6.0544 Rs: Humanities Labs (2/62)
Elaine Brennan (EDITORS@BROWNVM.BITNET)
Mon, 22 Feb 1993 11:10:12 EST
Humanist Discussion Group, Vol. 6, No. 0544. Monday, 22 Feb 1993.
(1) Date: Fri, 19 Feb 93 10:49:00 PST (42 lines)
From: Michael_Kessler.Hum@mailgate.sfsu.edu
Subject: Reasons for a Humanities Lab
(2) Date: Fri, 19 Feb 93 10:15:30 PST (20 lines)
From: cbf@athena.berkeley.edu (Charles Faulhaber)
Subject: Re: 6.0531 Rs: Humanities teaching lab
(1) --------------------------------------------------------------------
Date: Fri, 19 Feb 93 10:49:00 PST
From: Michael_Kessler.Hum@mailgate.sfsu.edu
Subject: Reasons for a Humanities Lab
As the person who provides technical support for any networked computer
in the School of Humanities at SFSU, I can give practical reasons for
having a Humanities Computer Lab or Media Center, or whatever one may
want to call it:
Students, or faculty for that matter, are not necessarily computer
literate and must be shown how to operate the machines and the software.
Some CALL programs require at first fairly intensive support of lab
personnel.
Taking care of glitches, hardware problems etc. is much easier if the
computers are in a single room.
It is much easier to keep an eye on peripherals CD-ROM players,
Laserdisk players, etc. in a single room.

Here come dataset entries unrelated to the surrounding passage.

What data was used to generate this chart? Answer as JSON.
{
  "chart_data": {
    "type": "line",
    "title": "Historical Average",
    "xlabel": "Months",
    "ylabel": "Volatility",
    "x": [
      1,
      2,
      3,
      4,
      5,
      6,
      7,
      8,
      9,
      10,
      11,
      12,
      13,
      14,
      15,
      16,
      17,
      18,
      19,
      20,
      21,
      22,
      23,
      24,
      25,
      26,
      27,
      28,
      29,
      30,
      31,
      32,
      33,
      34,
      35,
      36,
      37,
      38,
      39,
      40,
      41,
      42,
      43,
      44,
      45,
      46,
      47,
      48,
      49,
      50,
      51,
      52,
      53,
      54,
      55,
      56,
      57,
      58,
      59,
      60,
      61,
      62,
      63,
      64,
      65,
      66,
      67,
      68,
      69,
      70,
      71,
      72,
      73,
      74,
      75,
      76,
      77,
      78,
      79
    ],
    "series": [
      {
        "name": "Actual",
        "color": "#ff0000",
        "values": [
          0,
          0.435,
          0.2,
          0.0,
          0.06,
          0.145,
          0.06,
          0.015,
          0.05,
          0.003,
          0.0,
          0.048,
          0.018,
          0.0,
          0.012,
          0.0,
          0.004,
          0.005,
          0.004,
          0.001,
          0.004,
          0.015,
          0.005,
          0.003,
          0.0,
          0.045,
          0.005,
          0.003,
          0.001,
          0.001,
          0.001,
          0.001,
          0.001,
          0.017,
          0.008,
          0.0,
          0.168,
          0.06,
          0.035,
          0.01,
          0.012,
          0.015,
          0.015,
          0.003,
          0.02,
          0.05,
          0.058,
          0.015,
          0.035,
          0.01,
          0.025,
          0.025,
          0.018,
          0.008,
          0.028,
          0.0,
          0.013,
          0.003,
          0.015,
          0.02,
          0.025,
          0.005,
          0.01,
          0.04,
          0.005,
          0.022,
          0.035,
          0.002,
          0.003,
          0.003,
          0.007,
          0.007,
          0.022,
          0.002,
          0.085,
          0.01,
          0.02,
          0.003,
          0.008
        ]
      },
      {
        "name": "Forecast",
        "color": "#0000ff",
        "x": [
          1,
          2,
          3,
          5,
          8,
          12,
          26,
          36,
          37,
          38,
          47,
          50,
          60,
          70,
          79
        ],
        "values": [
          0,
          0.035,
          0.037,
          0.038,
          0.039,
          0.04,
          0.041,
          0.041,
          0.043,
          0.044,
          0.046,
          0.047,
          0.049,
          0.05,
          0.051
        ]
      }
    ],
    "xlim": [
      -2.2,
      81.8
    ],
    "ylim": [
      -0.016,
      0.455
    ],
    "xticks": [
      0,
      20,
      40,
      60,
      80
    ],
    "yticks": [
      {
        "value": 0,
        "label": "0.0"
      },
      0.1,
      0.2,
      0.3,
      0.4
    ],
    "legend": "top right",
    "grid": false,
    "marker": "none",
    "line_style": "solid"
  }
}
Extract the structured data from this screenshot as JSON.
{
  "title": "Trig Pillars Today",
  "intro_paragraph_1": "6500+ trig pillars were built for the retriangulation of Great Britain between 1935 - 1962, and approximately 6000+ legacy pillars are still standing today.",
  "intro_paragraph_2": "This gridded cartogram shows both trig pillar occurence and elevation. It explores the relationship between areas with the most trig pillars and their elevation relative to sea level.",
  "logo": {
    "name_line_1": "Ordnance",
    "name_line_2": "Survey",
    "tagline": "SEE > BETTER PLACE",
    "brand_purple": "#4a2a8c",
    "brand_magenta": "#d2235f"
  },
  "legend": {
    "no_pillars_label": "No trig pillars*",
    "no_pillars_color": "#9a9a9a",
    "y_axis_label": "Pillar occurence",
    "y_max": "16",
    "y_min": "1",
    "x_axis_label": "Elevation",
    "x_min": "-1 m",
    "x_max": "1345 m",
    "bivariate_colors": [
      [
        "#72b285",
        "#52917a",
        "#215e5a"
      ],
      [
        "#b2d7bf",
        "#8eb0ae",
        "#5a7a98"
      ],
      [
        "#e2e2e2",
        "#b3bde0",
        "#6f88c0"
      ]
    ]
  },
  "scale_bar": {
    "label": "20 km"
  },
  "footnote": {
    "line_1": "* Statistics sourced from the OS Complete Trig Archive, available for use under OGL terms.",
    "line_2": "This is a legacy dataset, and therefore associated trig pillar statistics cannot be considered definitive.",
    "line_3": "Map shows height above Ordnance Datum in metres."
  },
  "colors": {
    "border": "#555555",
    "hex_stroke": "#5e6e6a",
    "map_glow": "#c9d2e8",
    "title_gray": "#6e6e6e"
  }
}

In general security is much
improved by keeping the equipment in a single room.
I have the impression that Skip Knox imagines the use of stand-alones--
that is how I read the phrase "access to Internet." I would argue that
in the long run it is cheaper to get a license for limited copies of
software that is regularly used than to install a single copy in every
station. We have only 45 copies of WordPerfect and use Saber Meter to
limit access to 45 concurrent users. If it turns out that 45 copies are
not sufficient, we can purchase more but we do not need to install a
copy on each of the 150 machines we have in the building. Networking a
lab is cheaper than running twisted pair to stations located in
different nooks and crannies of a building.
I might add that neither the School of Humanities nor any other school
on campus ever imagined that its computer facilities would be located in
the library where its equipment paid out its own budget would no longer
be defined as its own. Furthermore, not all courses in the School of
Humanities are library intensive and yet may require the use of
computers.
Michael_Kessler@HUM.SFSU.EDU
(2) --------------------------------------------------------------30----
Date: Fri, 19 Feb 93 10:15:30 PST
From: cbf@athena.berkeley.edu (Charles Faulhaber)
Subject: Re: 6.0531 Rs: Humanities teaching lab; Student Computers (4/89)
Let us take up English Romantic poetry.
Would it not be useful to have a collection of texts
(say the hideously expensive Chandwick-Healey collection)
and a sophisticated text analysis program, like TACT,
and set students to comparing imagery in Wordsworth
vs. Keats? Or using Richard Rust's poetry program
which allows students systematically to highlight
a certain feature and see how it is echoed throughout
the poem?
Can you do this on paper? You bet. Will it take longer
on paper and be far less precise? You bet.